The ocean platform described here is formed by two coaxial cylinders with a variable separation distance and is similar to some currently used offshore "jack-up" oil drilling platforms. The variable separation distance allows the platform natural frequencies to be de tuned, in certain sea state ranges, from that of the exciting waves. This de tuning from resonance with the ocean waves limits the amplitudes of some components of the platform motion to certain prescribed values.

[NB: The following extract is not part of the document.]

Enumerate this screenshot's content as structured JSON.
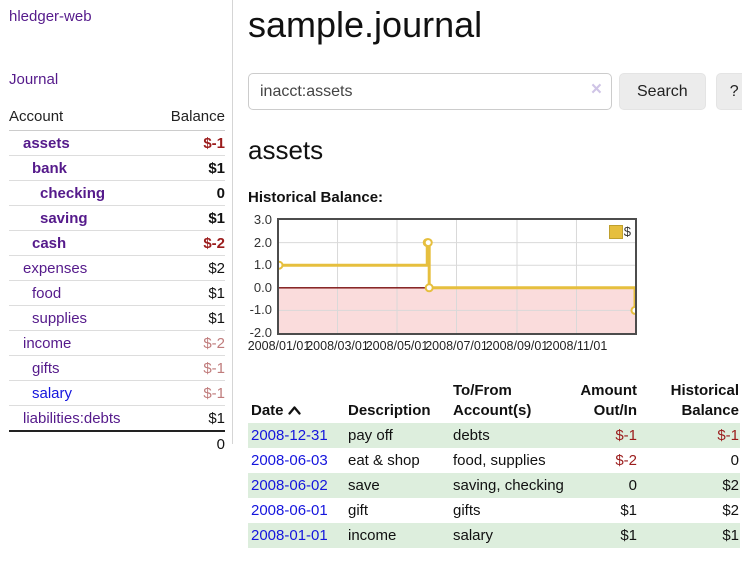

After a brief introductory review of the applicability of one degree of freedom oscillation theory to ocean wave excited systems, the paper develops simple equations for the heave and pitch natural frequencies of the platform in terms, of its physical properties and hydrodynamic mass coefficients. The equations are then non-dimensionalized using appropriate dimensionless scaling coefficients which generalize all results to a family of dynamically similar platforms. The concluding portion of the paper presents the results of model tank tests of a 12.5 inch diameter jack-up platform to determine its hydrodynamic mass coefficients. The hydrodynamic mass coefficients are then used to calculate the pitch and heave natural frequencies of a specific family of platforms as a function of separation distance.
The effect on the motion of the platform of detuning its pitch natural frequency from the frequency of the exciting waves is dramatically illustrated in a movie to be shown at the meeting.
Many offshore operations such as oil drilling, oceanographic instrumentation and surveillance require surface platforms which are relatively motionless under the effects of ocean waves. These waves excite a complicated pitching/heaving oscillatory motion in the platform which may develop very large amplitudes.
Consider the forced oscillation of a single degree of freedom system with damping present. Figure (1) shows the well known envelope of possible steady state oscillatory motions for such a system. The amplification factor which is the ratio of the amplitude of the oscillation of the system to the deflection of the system which would be caused by the static application of the exciting force is plotted on the ordinate. The abscissa shows the ratio of the frequency of the exciting 'force to the natural frequency of the system. The upper curve of the envelope corresponds to the oscillatory motion of an undamped system, while the lower curve of the envelope is for a system in which the damping is so critical that any further increase in the damping would result in a non-oscillatory motion. Oscillatory motions with various amounts of damping will occur inside the envelope.
Resonance is exhibited when the natural frequency of the system is close to that of the exciting force, resulting in very large amplitude motions. It can be seen from Figure (1) that resonance may be avoided by detuning the natural frequency of the system away from the frequency of the exciting force.